Shares of sporting goods retailer Dick’s Sporting Goods (NYSE:DKS) jumped 5.2% in the afternoon session after data from Adobe Analytics, which tracks retail transactions, revealed that shoppers spent a record $10.8 billion online on Black Friday (2024), representing more than a 10% growth compared to the previous year, and more than double what consumers spent in 2017. 

This is a bullish 'read-through' for retailers and aligns with some of the positive sentiments and holiday spending trends observed by some of the companies that have reported this earnings season.

After the initial pop the shares cooled down to $215.98, up 4.1% from previous close.

Is now the time to buy Dick's? Access our full analysis report here, it’s free.
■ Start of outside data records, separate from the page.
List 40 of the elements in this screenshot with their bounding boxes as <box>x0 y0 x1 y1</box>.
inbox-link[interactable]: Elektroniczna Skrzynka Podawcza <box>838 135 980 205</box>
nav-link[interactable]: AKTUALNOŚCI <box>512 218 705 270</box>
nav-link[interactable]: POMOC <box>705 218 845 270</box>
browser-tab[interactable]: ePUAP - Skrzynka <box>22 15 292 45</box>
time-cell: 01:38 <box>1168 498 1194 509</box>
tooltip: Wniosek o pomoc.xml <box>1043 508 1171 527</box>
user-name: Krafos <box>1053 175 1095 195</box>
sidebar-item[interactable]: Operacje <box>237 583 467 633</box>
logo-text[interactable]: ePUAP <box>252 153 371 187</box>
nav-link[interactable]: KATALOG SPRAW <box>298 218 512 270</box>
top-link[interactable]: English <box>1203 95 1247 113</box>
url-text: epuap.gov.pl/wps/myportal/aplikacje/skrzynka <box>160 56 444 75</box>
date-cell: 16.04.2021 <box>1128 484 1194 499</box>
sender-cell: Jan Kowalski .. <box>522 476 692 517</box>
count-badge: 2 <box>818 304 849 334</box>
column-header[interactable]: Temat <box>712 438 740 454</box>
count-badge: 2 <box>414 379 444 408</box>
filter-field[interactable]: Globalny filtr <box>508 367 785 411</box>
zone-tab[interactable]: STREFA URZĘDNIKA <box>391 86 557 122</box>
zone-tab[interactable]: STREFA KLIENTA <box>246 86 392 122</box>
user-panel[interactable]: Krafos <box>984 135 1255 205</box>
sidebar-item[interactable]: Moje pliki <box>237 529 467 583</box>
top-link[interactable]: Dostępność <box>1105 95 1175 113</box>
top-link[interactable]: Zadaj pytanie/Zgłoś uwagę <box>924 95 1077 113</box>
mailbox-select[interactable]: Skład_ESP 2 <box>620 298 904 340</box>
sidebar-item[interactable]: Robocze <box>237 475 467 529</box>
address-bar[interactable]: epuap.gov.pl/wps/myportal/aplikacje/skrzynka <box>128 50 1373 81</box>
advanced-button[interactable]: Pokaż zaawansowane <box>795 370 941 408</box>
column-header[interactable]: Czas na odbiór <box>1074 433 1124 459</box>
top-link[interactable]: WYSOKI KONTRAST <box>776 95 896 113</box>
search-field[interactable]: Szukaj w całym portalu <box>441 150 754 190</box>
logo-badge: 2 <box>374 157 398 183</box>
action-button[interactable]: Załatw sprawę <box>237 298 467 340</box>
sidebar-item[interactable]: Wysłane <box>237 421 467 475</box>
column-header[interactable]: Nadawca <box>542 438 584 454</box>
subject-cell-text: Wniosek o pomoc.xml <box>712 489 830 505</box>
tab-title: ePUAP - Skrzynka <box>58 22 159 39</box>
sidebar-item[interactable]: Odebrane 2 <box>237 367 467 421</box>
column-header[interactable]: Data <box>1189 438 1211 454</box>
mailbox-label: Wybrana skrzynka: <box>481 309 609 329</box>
What The Market Is Telling Us

Dick’s shares are not very volatile and have only had 8 moves greater than 5% over the last year. In that context, today’s move indicates the market considers this news meaningful, although it might not be something that would fundamentally change its perception of the business. 

The biggest move we wrote about over the last year was 6 months ago when the stock gained 17.3% on the news that the company reported a "beat and raise" quarter. First-quarter revenue and EPS exceeded analysts' expectations. Looking ahead, guidance was strong. The company raised its full-year revenue and earnings guidance, beating Wall Street's estimates, as it expects its same-store sales to rise by 2.5% year on year. As a reminder, same-store sales growth is more profitable than growth from new locations because it's less capital intensive. Overall, we think this was a really good quarter that should please shareholders.

Dick's is up 47.9% since the beginning of the year, but at $215.98 per share, it is still trading 9.7% below its 52-week high of $239.18 from August 2024. Investors who bought $1,000 worth of Dick’s shares 5 years ago would now be looking at an investment worth $4,684.